Café #4 : Théorie, Histoire, fondements de la Science économique et Loi de Brandolini
Cette publication est un compte rendu établi à partir de la transcription du “Café des Membres”, une réunion virtuelle ayant lieu les samedis matin à 10h entre les membres du Café Viennois. Plus d’informations : signal.viennois.cafe
Le 9 mai 2026, durée : ~75 minutes. Participants : V., A., S. et autres membres. Lieu : Café Viennois (virtuel).
Ouverture : la Nourriture comme Front Silencieux
La session s’est ouverte sur une alerte. V. a rapporté un article aperçu sur LinkedIn, partagé par des observateurs qu’il tient en haute estime pour leur discernement : un nouveau label alimentaire incorporant des OGM venait d’être validé. L’information, lâchée presque incidemment, a posé le ton.
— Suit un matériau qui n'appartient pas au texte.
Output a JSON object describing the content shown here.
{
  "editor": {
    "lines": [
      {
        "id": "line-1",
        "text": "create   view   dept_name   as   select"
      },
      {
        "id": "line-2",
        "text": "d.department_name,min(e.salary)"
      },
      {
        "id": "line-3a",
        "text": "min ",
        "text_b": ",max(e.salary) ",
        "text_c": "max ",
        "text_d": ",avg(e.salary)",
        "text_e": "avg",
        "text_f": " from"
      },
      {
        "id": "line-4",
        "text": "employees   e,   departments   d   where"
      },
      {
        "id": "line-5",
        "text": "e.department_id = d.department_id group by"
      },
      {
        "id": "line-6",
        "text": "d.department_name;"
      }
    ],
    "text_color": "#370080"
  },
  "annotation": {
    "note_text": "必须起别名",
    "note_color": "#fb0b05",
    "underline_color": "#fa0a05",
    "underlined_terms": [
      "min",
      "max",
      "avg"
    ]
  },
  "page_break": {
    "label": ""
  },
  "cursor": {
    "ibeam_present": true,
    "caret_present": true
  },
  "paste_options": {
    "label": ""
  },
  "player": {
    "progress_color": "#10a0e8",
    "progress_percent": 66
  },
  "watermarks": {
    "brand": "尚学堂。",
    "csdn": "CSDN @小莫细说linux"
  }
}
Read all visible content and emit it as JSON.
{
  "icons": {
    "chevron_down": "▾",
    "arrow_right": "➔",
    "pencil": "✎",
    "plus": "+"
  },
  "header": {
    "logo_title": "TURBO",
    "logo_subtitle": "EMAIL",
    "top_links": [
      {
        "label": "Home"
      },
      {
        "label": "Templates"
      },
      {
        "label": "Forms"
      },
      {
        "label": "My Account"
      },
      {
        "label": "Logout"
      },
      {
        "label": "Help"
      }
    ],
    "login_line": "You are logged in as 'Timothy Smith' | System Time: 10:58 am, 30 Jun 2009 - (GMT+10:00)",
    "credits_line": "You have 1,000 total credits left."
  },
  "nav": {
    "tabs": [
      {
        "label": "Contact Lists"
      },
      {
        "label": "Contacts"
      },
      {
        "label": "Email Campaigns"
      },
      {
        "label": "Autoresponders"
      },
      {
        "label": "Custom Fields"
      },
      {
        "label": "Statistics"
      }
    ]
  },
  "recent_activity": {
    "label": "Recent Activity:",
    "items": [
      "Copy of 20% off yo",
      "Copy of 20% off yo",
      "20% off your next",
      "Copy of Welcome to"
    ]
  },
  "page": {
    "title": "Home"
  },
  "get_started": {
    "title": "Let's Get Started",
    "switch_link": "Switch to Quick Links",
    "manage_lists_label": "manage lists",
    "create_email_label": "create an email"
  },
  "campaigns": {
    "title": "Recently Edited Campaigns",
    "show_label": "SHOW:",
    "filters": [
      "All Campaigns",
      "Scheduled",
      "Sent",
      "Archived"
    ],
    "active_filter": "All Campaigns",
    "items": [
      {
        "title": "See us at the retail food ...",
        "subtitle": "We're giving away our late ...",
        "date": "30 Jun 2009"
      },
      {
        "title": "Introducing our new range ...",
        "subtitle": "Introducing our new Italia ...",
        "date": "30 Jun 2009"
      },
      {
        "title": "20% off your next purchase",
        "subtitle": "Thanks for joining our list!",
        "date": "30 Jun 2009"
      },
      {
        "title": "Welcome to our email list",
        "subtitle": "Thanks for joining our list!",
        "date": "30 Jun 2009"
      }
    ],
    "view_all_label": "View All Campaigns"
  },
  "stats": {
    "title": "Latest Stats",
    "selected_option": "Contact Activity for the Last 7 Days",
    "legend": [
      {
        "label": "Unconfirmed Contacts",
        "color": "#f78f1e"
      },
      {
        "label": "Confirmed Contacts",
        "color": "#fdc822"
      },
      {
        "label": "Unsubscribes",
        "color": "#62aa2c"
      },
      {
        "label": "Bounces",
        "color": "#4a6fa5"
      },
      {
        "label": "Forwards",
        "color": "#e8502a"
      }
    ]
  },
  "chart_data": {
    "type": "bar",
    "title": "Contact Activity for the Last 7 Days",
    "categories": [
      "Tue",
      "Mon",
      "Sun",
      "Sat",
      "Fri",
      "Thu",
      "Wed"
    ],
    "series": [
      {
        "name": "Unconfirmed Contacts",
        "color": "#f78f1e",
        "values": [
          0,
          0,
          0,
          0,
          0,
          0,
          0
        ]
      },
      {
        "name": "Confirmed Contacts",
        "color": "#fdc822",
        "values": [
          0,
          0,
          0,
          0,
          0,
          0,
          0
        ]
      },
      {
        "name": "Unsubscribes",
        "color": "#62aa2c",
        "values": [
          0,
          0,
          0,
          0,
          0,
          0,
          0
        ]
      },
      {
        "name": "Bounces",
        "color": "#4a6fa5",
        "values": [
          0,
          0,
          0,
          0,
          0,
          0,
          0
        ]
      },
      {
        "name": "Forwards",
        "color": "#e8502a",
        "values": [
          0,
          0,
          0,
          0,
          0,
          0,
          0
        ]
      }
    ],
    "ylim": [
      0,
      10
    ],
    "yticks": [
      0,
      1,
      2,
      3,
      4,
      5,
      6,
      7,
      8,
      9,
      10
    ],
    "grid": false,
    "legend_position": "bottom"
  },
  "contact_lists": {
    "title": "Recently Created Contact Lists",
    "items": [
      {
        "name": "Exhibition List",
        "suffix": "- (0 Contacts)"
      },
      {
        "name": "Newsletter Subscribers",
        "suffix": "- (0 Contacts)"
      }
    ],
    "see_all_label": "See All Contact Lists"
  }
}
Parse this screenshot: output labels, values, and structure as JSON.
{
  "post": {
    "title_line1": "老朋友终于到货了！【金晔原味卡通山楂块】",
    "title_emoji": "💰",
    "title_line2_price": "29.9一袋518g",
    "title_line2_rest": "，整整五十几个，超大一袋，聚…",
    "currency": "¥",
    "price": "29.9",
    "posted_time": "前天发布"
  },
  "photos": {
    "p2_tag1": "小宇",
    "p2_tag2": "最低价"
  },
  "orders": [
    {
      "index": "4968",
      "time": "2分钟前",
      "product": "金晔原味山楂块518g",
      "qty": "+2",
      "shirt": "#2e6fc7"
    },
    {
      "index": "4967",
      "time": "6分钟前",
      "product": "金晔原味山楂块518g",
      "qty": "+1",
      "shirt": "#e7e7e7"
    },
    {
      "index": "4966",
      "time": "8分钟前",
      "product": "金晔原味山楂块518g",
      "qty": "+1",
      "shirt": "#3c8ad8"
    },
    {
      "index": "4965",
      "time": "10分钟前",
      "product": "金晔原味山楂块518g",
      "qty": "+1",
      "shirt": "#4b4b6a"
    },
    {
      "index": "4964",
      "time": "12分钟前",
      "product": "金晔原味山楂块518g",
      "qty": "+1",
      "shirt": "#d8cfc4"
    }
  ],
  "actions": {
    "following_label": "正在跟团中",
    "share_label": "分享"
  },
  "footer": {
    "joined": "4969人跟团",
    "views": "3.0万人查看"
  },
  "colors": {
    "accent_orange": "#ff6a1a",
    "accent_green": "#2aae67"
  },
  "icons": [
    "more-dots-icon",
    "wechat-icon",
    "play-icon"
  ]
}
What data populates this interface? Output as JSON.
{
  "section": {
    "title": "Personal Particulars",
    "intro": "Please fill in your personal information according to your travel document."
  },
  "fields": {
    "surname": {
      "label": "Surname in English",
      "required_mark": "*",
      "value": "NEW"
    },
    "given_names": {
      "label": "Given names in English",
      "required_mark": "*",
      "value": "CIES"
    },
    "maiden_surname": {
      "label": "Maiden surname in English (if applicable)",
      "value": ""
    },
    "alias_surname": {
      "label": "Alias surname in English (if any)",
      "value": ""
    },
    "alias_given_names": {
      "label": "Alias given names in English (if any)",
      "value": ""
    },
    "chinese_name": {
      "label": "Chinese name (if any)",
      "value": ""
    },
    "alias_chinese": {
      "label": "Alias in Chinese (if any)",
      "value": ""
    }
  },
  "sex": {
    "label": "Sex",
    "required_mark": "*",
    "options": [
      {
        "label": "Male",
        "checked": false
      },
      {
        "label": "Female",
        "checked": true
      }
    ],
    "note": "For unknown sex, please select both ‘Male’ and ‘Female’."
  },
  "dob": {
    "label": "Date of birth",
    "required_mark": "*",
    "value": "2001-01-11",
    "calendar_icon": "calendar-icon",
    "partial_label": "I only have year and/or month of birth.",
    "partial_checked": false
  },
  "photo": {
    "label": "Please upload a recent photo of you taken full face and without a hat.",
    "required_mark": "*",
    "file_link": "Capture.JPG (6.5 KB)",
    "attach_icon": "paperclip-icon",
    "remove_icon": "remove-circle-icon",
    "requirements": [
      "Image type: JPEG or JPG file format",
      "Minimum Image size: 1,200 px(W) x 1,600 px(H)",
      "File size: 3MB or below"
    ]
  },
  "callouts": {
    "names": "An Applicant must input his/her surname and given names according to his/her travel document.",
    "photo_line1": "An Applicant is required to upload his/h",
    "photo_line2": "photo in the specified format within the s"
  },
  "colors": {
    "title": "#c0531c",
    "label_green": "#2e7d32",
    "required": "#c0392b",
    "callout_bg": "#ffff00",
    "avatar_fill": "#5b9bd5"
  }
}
Ce qui se joue dans l’assiette n’est plus un débat technique mais un acte de défiance progressive envers une chaîne d’approvisionnement dont on ne sait plus trop ce qu’elle dépose dans nos corps.
V. en a tiré une conclusion personnelle : produire sa propre nourriture devient, en 2026, moins un loisir qu’une stratégie. Avec quatre cents mètres carrés de jardin et quelques techniques — l’électroculture parmi elles — un foyer peut tendre vers l’autosuffisance alimentaire. La logique sous-jacente, formulée explicitement, est celle de la réduction des dépendances. Moins on dépend, plus on est libre, et plus on dispose du temps mental nécessaire pour penser long.
Ce premier sujet, en apparence digressif, a en réalité tracé la ligne de fond de toute la session : reprendre la main sur ce qui nous constitue — corps, idées, méthode.
Sujet Principal : Histoire et Théorie, ou la Méthode comme Préalable
A. avait proposé en amont un sujet de fond : la relation entre histoire et théorie. Il l’a introduit en s’appuyant sur le livre éponyme de Mises, Théorie et Histoire, ainsi que sur les travaux méthodologiques de Menger et de Hayek.
Les Faits ne Parlent pas Seuls
Le constat de départ est d’une portée qu’on sous-estime. Dans les sciences humaines, et singulièrement en économie, les faits empiriques ne sont jamais bruts. Leur sélection, leur qualification, leur enregistrement dans la mémoire historique supposent toujours une grille théorique préalable. Ce que l’historien retient, ce que l’économiste mesure, ce que le sociologue isole : tout cela porte en soi des théories implicites et des considérations axiologiques qui méritent d’être explicitées.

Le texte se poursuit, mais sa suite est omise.